More heritage stock moves to safety in the Ukraine
FOLLOWING urgent advice from the Ukraine government, which has moved its own railway rolling stock away from the border with Russia’s ally Belarus, fearing further invasions from the north, the volunteers of the Korostiv Railway Museum have had to do likewise.
They were storing three diesel locomotives, a trolley, and other artefacts at a narrow gauge site in Antonivka, all of which have been urgently loaded onto lorries and moved to their little base in the Carpathian mountains, which has now become grossly overcrowded.
I visited Korostiv in July, a beautiful site surrounded by wooded hills.

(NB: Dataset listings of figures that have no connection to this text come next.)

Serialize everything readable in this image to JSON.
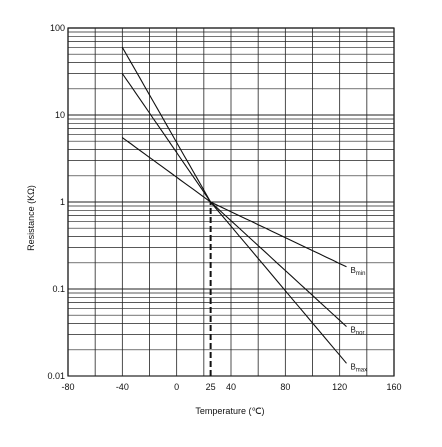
{
  "chart_data": {
    "type": "line",
    "title": "",
    "xlabel": "Temperature (℃)",
    "ylabel": "Resistance (KΩ)",
    "xlim": [
      -80,
      160
    ],
    "ylim": [
      0.01,
      100
    ],
    "y_scale": "log",
    "x_tick_labels": [
      {
        "value": -80,
        "label": "-80"
      },
      {
        "value": -40,
        "label": "-40"
      },
      {
        "value": 0,
        "label": "0"
      },
      {
        "value": 25,
        "label": "25"
      },
      {
        "value": 40,
        "label": "40"
      },
      {
        "value": 80,
        "label": "80"
      },
      {
        "value": 120,
        "label": "120"
      },
      {
        "value": 160,
        "label": "160"
      }
    ],
    "y_tick_labels": [
      {
        "value": 0.01,
        "label": "0.01"
      },
      {
        "value": 0.1,
        "label": "0.1"
      },
      {
        "value": 1,
        "label": "1"
      },
      {
        "value": 10,
        "label": "10"
      },
      {
        "value": 100,
        "label": "100"
      }
    ],
    "grid": true,
    "reference_line": {
      "x": 25,
      "from_y": 0.01,
      "to_y": 1,
      "style": "dashed"
    },
    "series": [
      {
        "name": "Bmin",
        "label_main": "B",
        "label_sub": "min",
        "x": [
          -40,
          25,
          125
        ],
        "y": [
          5.5,
          1.0,
          0.18
        ]
      },
      {
        "name": "Bnor",
        "label_main": "B",
        "label_sub": "nor",
        "x": [
          -40,
          25,
          125
        ],
        "y": [
          30,
          1.0,
          0.037
        ]
      },
      {
        "name": "Bmax",
        "label_main": "B",
        "label_sub": "max",
        "x": [
          -40,
          25,
          125
        ],
        "y": [
          60,
          1.0,
          0.014
        ]
      }
    ],
    "colors": {
      "line": "#111111",
      "grid": "#222222",
      "background": "#ffffff"
    }
  }
}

Originally the location of a forestry railway, removed many years ago, it offers the potential for a lovely ride up into the hills.

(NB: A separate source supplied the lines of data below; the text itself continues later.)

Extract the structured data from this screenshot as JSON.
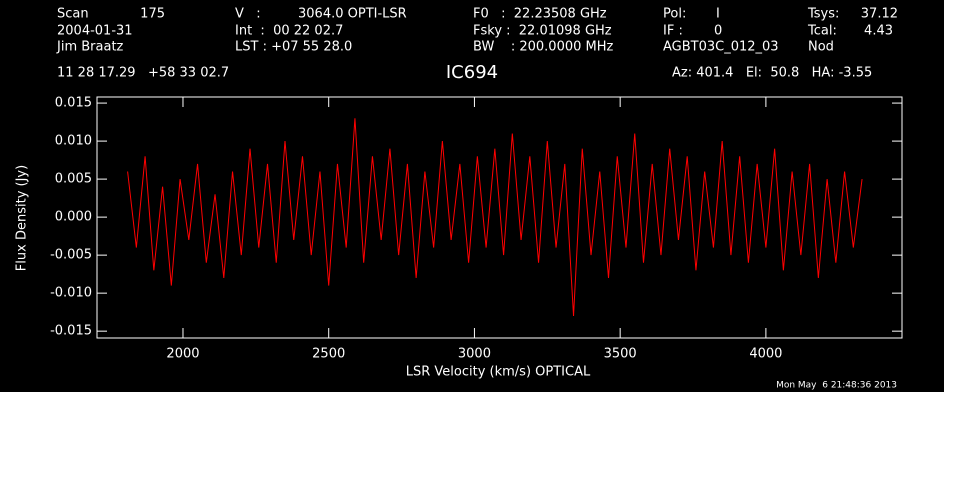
{
  "chart_data": {
    "type": "line",
    "title": "IC694",
    "xlabel": "LSR Velocity (km/s) OPTICAL",
    "ylabel": "Flux Density (Jy)",
    "footer": "Mon May  6 21:48:36 2013",
    "annotations": [
      "Scan",
      "175",
      "2004-01-31",
      "Jim Braatz",
      "V   :",
      "3064.0 OPTI-LSR",
      "Int  :  00 22 02.7",
      "LST : +07 55 28.0",
      "F0   :  22.23508 GHz",
      "Fsky :  22.01098 GHz",
      "BW    : 200.0000 MHz",
      "Pol:",
      "I",
      "IF :",
      "0",
      "AGBT03C_012_03",
      "Tsys:",
      "37.12",
      "Tcal:",
      "4.43",
      "Nod",
      "11 28 17.29   +58 33 02.7",
      "Az: 401.4   El:  50.8   HA: -3.55"
    ],
    "xlim": [
      1705,
      4467
    ],
    "ylim": [
      -0.0159,
      0.0158
    ],
    "xticks": [
      2000,
      2500,
      3000,
      3500,
      4000
    ],
    "yticks": [
      {
        "value": 0.015,
        "label": "0.015"
      },
      {
        "value": 0.01,
        "label": "0.010"
      },
      {
        "value": 0.005,
        "label": "0.005"
      },
      {
        "value": 0,
        "label": "0.000"
      },
      {
        "value": -0.005,
        "label": "-0.005"
      },
      {
        "value": -0.01,
        "label": "-0.010"
      },
      {
        "value": -0.015,
        "label": "-0.015"
      }
    ],
    "x": [
      1810,
      1840,
      1870,
      1900,
      1930,
      1960,
      1990,
      2020,
      2050,
      2080,
      2110,
      2140,
      2170,
      2200,
      2230,
      2260,
      2290,
      2320,
      2350,
      2380,
      2410,
      2440,
      2470,
      2500,
      2530,
      2560,
      2590,
      2620,
      2650,
      2680,
      2710,
      2740,
      2770,
      2800,
      2830,
      2860,
      2890,
      2920,
      2950,
      2980,
      3010,
      3040,
      3070,
      3100,
      3130,
      3160,
      3190,
      3220,
      3250,
      3280,
      3310,
      3340,
      3370,
      3400,
      3430,
      3460,
      3490,
      3520,
      3550,
      3580,
      3610,
      3640,
      3670,
      3700,
      3730,
      3760,
      3790,
      3820,
      3850,
      3880,
      3910,
      3940,
      3970,
      4000,
      4030,
      4060,
      4090,
      4120,
      4150,
      4180,
      4210,
      4240,
      4270,
      4300,
      4330
    ],
    "series": [
      {
        "color": "#ff0000",
        "values": [
          0.006,
          -0.004,
          0.008,
          -0.007,
          0.004,
          -0.009,
          0.005,
          -0.003,
          0.007,
          -0.006,
          0.003,
          -0.008,
          0.006,
          -0.005,
          0.009,
          -0.004,
          0.007,
          -0.006,
          0.01,
          -0.003,
          0.008,
          -0.005,
          0.006,
          -0.009,
          0.007,
          -0.004,
          0.013,
          -0.006,
          0.008,
          -0.003,
          0.009,
          -0.005,
          0.007,
          -0.008,
          0.006,
          -0.004,
          0.01,
          -0.003,
          0.007,
          -0.006,
          0.008,
          -0.004,
          0.009,
          -0.005,
          0.011,
          -0.003,
          0.008,
          -0.006,
          0.01,
          -0.004,
          0.007,
          -0.013,
          0.009,
          -0.005,
          0.006,
          -0.008,
          0.008,
          -0.004,
          0.011,
          -0.006,
          0.007,
          -0.005,
          0.009,
          -0.003,
          0.008,
          -0.007,
          0.006,
          -0.004,
          0.01,
          -0.005,
          0.008,
          -0.006,
          0.007,
          -0.004,
          0.009,
          -0.007,
          0.006,
          -0.005,
          0.007,
          -0.008,
          0.005,
          -0.006,
          0.006,
          -0.004,
          0.005
        ]
      }
    ]
  }
}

However, the small reconstructed site, gradually being extended, is now packed with the rest of the collection – other than the little steam engine saved from the Russians (as described in issue 293) that is now being dismantled in Ternopil, 125 miles to the east. Ukraine, like many former Soviet republics, has no tradition of volunteering and the idea of preserving a narrow gauge railway is incomprehensible to many locals.

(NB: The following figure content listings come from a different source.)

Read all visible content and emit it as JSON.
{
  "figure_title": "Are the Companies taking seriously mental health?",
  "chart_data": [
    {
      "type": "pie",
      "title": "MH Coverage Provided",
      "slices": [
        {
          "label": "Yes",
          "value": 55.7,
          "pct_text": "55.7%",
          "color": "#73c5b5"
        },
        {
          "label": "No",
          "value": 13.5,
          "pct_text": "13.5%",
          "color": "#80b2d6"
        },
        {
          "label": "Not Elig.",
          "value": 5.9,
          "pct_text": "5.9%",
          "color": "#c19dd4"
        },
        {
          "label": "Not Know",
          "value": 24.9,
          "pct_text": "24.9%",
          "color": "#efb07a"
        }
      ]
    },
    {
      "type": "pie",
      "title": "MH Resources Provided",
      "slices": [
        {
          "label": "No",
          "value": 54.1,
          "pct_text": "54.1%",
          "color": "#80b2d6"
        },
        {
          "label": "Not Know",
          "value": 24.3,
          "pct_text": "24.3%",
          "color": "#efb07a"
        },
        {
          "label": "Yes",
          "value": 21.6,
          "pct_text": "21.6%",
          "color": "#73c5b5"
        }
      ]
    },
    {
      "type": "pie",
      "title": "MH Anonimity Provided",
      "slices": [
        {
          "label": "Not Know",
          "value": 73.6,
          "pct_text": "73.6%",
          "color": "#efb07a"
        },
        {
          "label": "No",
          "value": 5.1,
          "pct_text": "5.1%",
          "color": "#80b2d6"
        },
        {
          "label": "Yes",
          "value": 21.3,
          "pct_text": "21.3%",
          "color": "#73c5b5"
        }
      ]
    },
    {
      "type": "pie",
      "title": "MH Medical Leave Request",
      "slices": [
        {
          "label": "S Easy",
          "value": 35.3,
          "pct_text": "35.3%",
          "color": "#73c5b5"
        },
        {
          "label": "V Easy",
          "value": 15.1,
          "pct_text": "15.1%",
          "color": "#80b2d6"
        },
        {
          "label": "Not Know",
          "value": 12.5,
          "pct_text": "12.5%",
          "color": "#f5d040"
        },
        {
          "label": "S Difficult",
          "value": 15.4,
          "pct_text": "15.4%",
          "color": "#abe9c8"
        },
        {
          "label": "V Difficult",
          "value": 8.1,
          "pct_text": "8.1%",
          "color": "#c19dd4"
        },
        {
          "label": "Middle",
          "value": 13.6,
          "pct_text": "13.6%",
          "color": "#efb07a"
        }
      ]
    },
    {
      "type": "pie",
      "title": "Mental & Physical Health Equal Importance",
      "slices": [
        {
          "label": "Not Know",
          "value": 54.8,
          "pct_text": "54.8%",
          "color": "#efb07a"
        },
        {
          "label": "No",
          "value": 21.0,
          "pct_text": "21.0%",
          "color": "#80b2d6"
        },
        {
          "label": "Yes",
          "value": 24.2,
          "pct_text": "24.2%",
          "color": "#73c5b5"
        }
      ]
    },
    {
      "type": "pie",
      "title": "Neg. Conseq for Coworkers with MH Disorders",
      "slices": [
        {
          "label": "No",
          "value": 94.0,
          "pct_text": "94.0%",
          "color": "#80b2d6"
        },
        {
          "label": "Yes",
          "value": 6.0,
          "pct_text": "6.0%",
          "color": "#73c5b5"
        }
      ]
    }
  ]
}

However, assisted by an Austrian, Wolfram Wendelin, over many years, a group of enthusiasts have started a tourist line from scratch.
Just like so many British lines, they started by trying to save whatever they could, long before they had a line to run stock on. Fortunately they had somewhere to take their collection to – even if it’s now somewhat overcrowded, and once they have paid for the transport they have to build new track and some kind of protective shelter.
The positive side is that Korostiv is in the countryside, a popular tourist area but with few problems of vandalism or theft, but winters are cold and harsh in the Carpathians.
These people are doing what it takes to save these objects, some of which have survived through at least one world war only, to find themselves in the middle of another major conflict.